Although the AI could not have ambition victory, they still need a way to win to make sure Old World is a game and not a simulation. Fortunately, the answer was already available via the original victory point system we implemented for multiplayer. By simply leaving the victory point system on, the game could handle situations where an AI starts to dominate. At competitive difficulty levels, VPs serve as a dynamic game timer that the player is racing against to fulfill their ten ambitions. Victory points also handle the opposite situation, where the player starts to dominate, via double victory, which triggers when the player doubles the score of the next closest AI. Double victory helps Old World avoid the worst of a common problem once victory is certain but the player still needs to push End Turn fifty more times.

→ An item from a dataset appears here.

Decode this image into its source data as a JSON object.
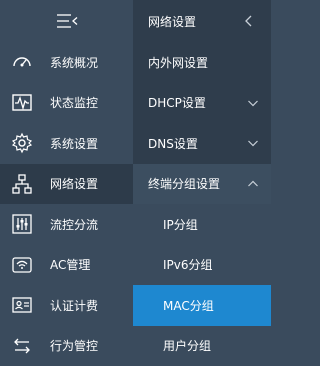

Thus, ambition victory centers the game on the achievements of the player’s dynasty. Indeed, we hope to push this further in future updates by using the event system. The player will get opportunities for new ambitions not by picking a random ambition for each family but via handwritten events customized to the current situation. Maybe the Romans kill the unit your queen is leading in the field, and the game gives you a new ambition to get revenge by killing Roman units or capturing their cities. Ambitions and events can be a powerful framework to help the player build their story of victory. When the system works together as a cohesive whole, the game truly comes alive. An unanticipated strategy has emerged in multiplayer that shows the system at its best. Negative cognomens, such as the Unready or the Bloody, are possible if a ruler loses enough units and cities to outweigh their positive accomplishments, and a negative cognomen will reduce the player’s Legitimacy, which can be devastating. Thus, players discovered that the best time to attack is when there is a new ruler on the opponent’s throne who hasn’t achieved anything yet, saddling them with a negative cognomen from the war losses. It’s a cunning strategy, and one reflected in real history where wars were often started to take advantage of a new ruler with a shaky hold on the throne. As a designer, this mirroring is difficult to achieve, and I’ve fallen short of it many times, intentionally or not, but I don’t mind celebrating these moments when they do happen. Opportunities like this don’t come along everyday.